E as cartas entravam e sujavam o pátio do castelo.
E ao ver a sujeira a se acumular, a menina, indignada, desceu da torre de onde tudo se vê e abriu a porta de carvalho.
Deparou-se então, frente a frente com o bordador de cabelos ralos. Era um guerreiro velho, frágil, carente, meio louco. Precisava ser visto a qualquer custo. Sacudia-se e falava alto. Estava nu na frente da menina, já não tinha dedos e chorava de angústia e raiva.

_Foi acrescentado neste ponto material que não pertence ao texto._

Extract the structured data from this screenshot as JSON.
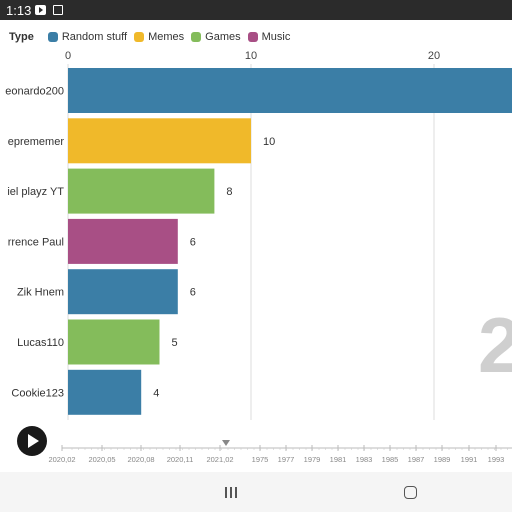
{
  "status_bar": {
    "time": "1:13",
    "icons": [
      "youtube-icon",
      "calendar-icon"
    ]
  },
  "legend": {
    "title": "Type",
    "items": [
      {
        "label": "Random stuff",
        "color": "#3b7ea6"
      },
      {
        "label": "Memes",
        "color": "#f0b92a"
      },
      {
        "label": "Games",
        "color": "#84bc5b"
      },
      {
        "label": "Music",
        "color": "#a84f85"
      }
    ]
  },
  "chart_data": {
    "type": "bar",
    "orientation": "horizontal",
    "categories": [
      "eonardo200",
      "eprememer",
      "iel playz YT",
      "rrence Paul",
      "Zik Hnem",
      "Lucas110",
      "Cookie123"
    ],
    "values": [
      25,
      10,
      8,
      6,
      6,
      5,
      4
    ],
    "value_labels": [
      "",
      "10",
      "8",
      "6",
      "6",
      "5",
      "4"
    ],
    "series_types": [
      "Random stuff",
      "Memes",
      "Games",
      "Music",
      "Random stuff",
      "Games",
      "Random stuff"
    ],
    "x_ticks": [
      "0",
      "10",
      "20"
    ],
    "xlim": [
      0,
      24
    ],
    "grid": true,
    "big_year_label": "2"
  },
  "play_button": {
    "icon": "play-icon"
  },
  "timeline": {
    "labels": [
      "2020,02",
      "2020,05",
      "2020,08",
      "2020,11",
      "2021,02",
      "1975",
      "1977",
      "1979",
      "1981",
      "1983",
      "1985",
      "1987",
      "1989",
      "1991",
      "1993"
    ],
    "current_marker": "2021,02"
  },
  "nav_bar": {
    "icons": [
      "recents-icon",
      "home-icon"
    ]
  }
}
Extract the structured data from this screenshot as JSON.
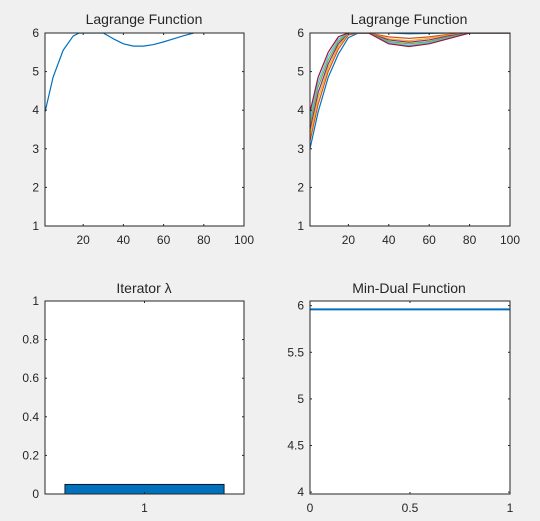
{
  "chart_data": [
    {
      "type": "line",
      "title": "Lagrange Function",
      "xlim": [
        1,
        100
      ],
      "ylim": [
        1,
        6
      ],
      "xticks": [
        20,
        40,
        60,
        80,
        100
      ],
      "yticks": [
        1,
        2,
        3,
        4,
        5,
        6
      ],
      "grid": false,
      "series": [
        {
          "color": "#0072BD",
          "x": [
            1,
            5,
            10,
            15,
            18,
            20,
            30,
            35,
            40,
            45,
            50,
            55,
            60,
            65,
            70,
            75
          ],
          "y": [
            3.95,
            4.85,
            5.55,
            5.92,
            6.0,
            6.0,
            6.0,
            5.85,
            5.72,
            5.66,
            5.66,
            5.7,
            5.77,
            5.85,
            5.93,
            6.0
          ]
        }
      ]
    },
    {
      "type": "line",
      "title": "Lagrange Function",
      "xlim": [
        1,
        100
      ],
      "ylim": [
        1,
        6
      ],
      "xticks": [
        20,
        40,
        60,
        80,
        100
      ],
      "yticks": [
        1,
        2,
        3,
        4,
        5,
        6
      ],
      "grid": false,
      "series": [
        {
          "color": "#0072BD",
          "x": [
            1,
            5,
            10,
            15,
            20,
            25,
            30,
            40,
            50,
            60,
            70,
            80,
            90,
            100
          ],
          "y": [
            3.0,
            3.95,
            4.85,
            5.45,
            5.88,
            6.0,
            6.0,
            6.0,
            5.98,
            5.99,
            6.0,
            6.0,
            6.0,
            6.0
          ]
        },
        {
          "color": "#D95319",
          "x": [
            1,
            5,
            10,
            15,
            20,
            25,
            30,
            40,
            50,
            60,
            70,
            80,
            90,
            100
          ],
          "y": [
            3.2,
            4.15,
            5.0,
            5.58,
            5.95,
            6.0,
            6.0,
            5.9,
            5.86,
            5.9,
            5.97,
            6.0,
            6.0,
            6.0
          ]
        },
        {
          "color": "#EDB120",
          "x": [
            1,
            5,
            10,
            15,
            20,
            25,
            30,
            40,
            50,
            60,
            70,
            80,
            90,
            100
          ],
          "y": [
            3.35,
            4.3,
            5.1,
            5.65,
            6.0,
            6.0,
            6.0,
            5.85,
            5.8,
            5.86,
            5.95,
            6.0,
            6.0,
            6.0
          ]
        },
        {
          "color": "#7E2F8E",
          "x": [
            1,
            5,
            10,
            15,
            20,
            25,
            30,
            40,
            50,
            60,
            70,
            80,
            90,
            100
          ],
          "y": [
            3.5,
            4.45,
            5.2,
            5.72,
            6.0,
            6.0,
            6.0,
            5.82,
            5.76,
            5.82,
            5.93,
            6.0,
            6.0,
            6.0
          ]
        },
        {
          "color": "#77AC30",
          "x": [
            1,
            5,
            10,
            15,
            20,
            25,
            30,
            40,
            50,
            60,
            70,
            80,
            90,
            100
          ],
          "y": [
            3.65,
            4.6,
            5.3,
            5.78,
            6.0,
            6.0,
            6.0,
            5.78,
            5.72,
            5.78,
            5.9,
            6.0,
            6.0,
            6.0
          ]
        },
        {
          "color": "#4DBEEE",
          "x": [
            1,
            5,
            10,
            15,
            20,
            25,
            30,
            40,
            50,
            60,
            70,
            80,
            90,
            100
          ],
          "y": [
            3.8,
            4.72,
            5.4,
            5.84,
            6.0,
            6.0,
            6.0,
            5.75,
            5.68,
            5.75,
            5.88,
            6.0,
            6.0,
            6.0
          ]
        },
        {
          "color": "#A2142F",
          "x": [
            1,
            5,
            10,
            15,
            20,
            25,
            30,
            40,
            50,
            60,
            70,
            80,
            90,
            100
          ],
          "y": [
            3.95,
            4.85,
            5.5,
            5.9,
            6.0,
            6.0,
            6.0,
            5.72,
            5.65,
            5.72,
            5.86,
            6.0,
            6.0,
            6.0
          ]
        }
      ]
    },
    {
      "type": "bar",
      "title": "Iterator λ",
      "categories": [
        "1"
      ],
      "values": [
        0.05
      ],
      "color": "#0072BD",
      "xlim": [
        0.5,
        1.5
      ],
      "ylim": [
        0,
        1
      ],
      "yticks": [
        0,
        0.2,
        0.4,
        0.6,
        0.8,
        1
      ],
      "grid": false
    },
    {
      "type": "line",
      "title": "Min-Dual Function",
      "xlim": [
        0,
        1
      ],
      "ylim": [
        3.98,
        6.05
      ],
      "xticks": [
        0,
        0.5,
        1
      ],
      "yticks": [
        4,
        4.5,
        5,
        5.5,
        6
      ],
      "grid": false,
      "series": [
        {
          "color": "#0072BD",
          "x": [
            0,
            1
          ],
          "y": [
            5.96,
            5.96
          ]
        }
      ]
    }
  ]
}
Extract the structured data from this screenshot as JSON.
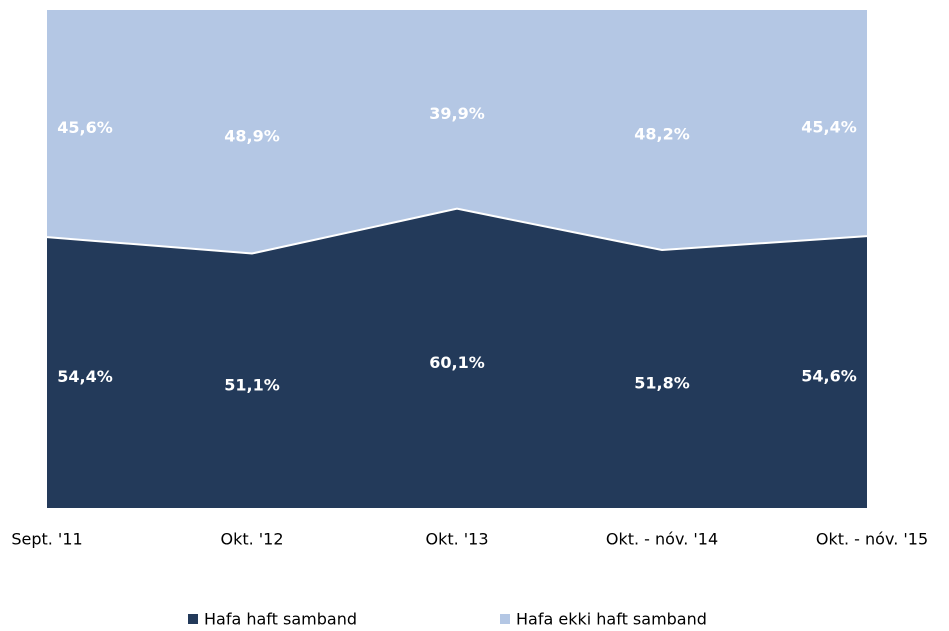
{
  "chart_data": {
    "type": "stacked_area",
    "categories": [
      "Sept. '11",
      "Okt. '12",
      "Okt. '13",
      "Okt. - nóv. '14",
      "Okt. - nóv. '15"
    ],
    "series": [
      {
        "name": "Hafa haft samband",
        "color": "#233a5a",
        "values": [
          54.4,
          51.1,
          60.1,
          51.8,
          54.6
        ],
        "value_labels": [
          "54,4%",
          "51,1%",
          "60,1%",
          "51,8%",
          "54,6%"
        ]
      },
      {
        "name": "Hafa ekki haft samband",
        "color": "#b4c7e4",
        "values": [
          45.6,
          48.9,
          39.9,
          48.2,
          45.4
        ],
        "value_labels": [
          "45,6%",
          "48,9%",
          "39,9%",
          "48,2%",
          "45,4%"
        ]
      }
    ],
    "ylim": [
      0,
      100
    ]
  }
}
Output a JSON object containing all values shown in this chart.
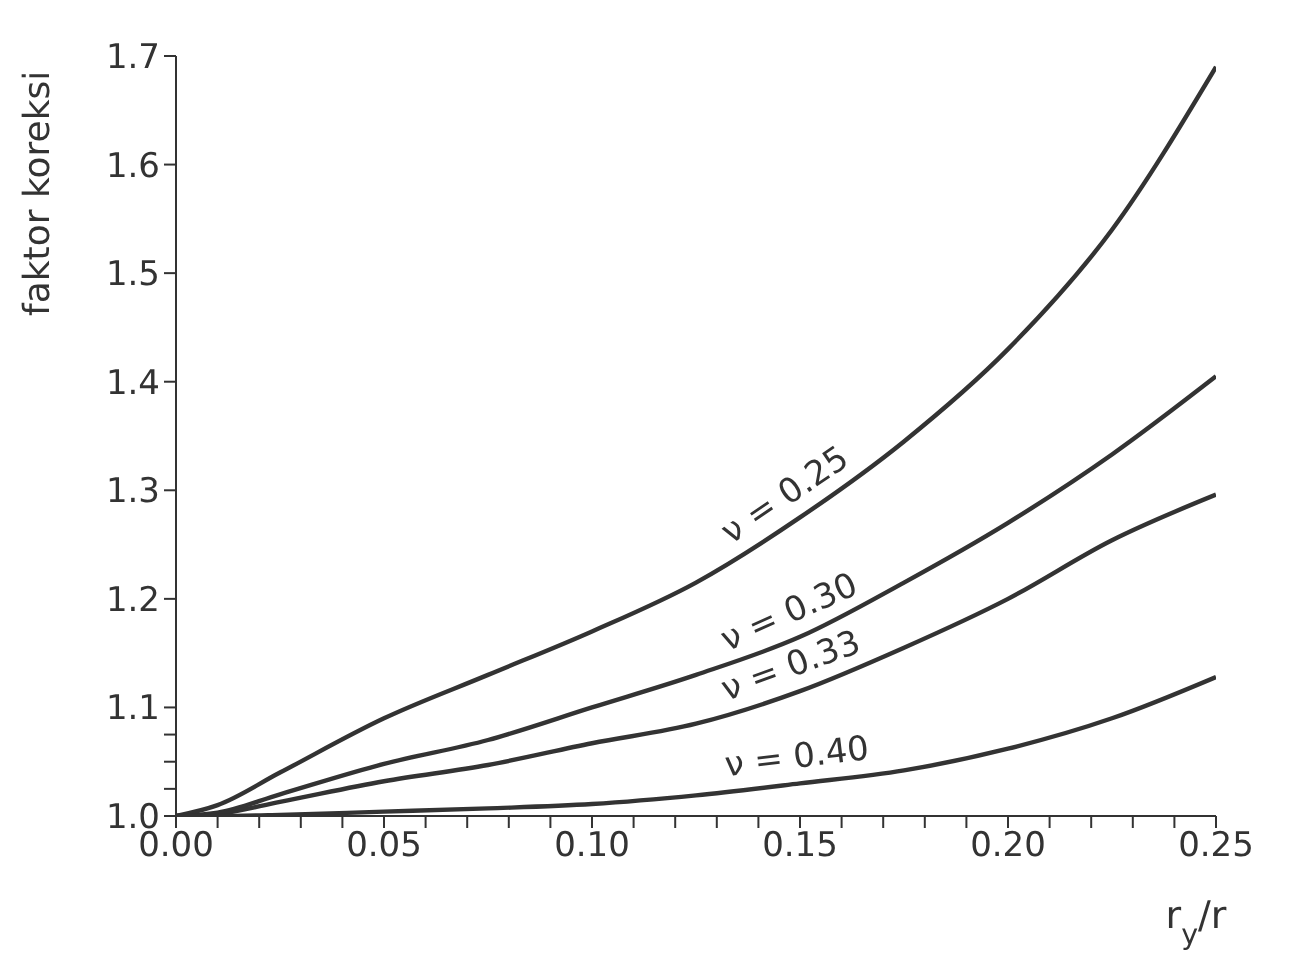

A menina ao vê-lo nu deixou rolar uma lágrima e ...

Sentiu compaixão:

Como pode um bordador que já atravessou os tempos acreditar que o Azul lhe coloriria?
O que arrebata o colorido azulado é justamente a história por se fazer.

Sentiu compaixão:

Como pode o bordador, na decrepitude adiantada de seu corpo, desejar o toque azulado?
O que arrebata o Azul é justamente o frescor da beleza em ascensão.

Sentiu compaixão:

Como pode um bordador que já vivera tantas eras ainda manter-se tão imaturo e leviano?

Pobre bordador!!!!!!!!!!!!!!!!!!!!!!!!!!!!!!!!!!!!!!

Depois que caiu sua única lágrima, a menina recuperou-se de sua compaixão indesejada, fechou a porta de carvalho e tampou todas as frestas com âmbar.
Virou-se
Não haveria mais lixo no pátio de seu castelo.

O bordador de cabelos ralos, e agora nu e sem dedos, quebrou todos os copos da cristaleira, arrancou os últimos fios e recolheu-se ao silêncio do lixo.

O Azul, que vira as conseqüências de suas brincadeiras, finalmente entendera que seu brilho não deve ser aspergido em qualquer direção. Pode ofuscar a compreensão dos fracos e dos loucos.

E o reino continuou coberto pelo Azul a tonalizar a menina que habita a torre de onde tudo se vê.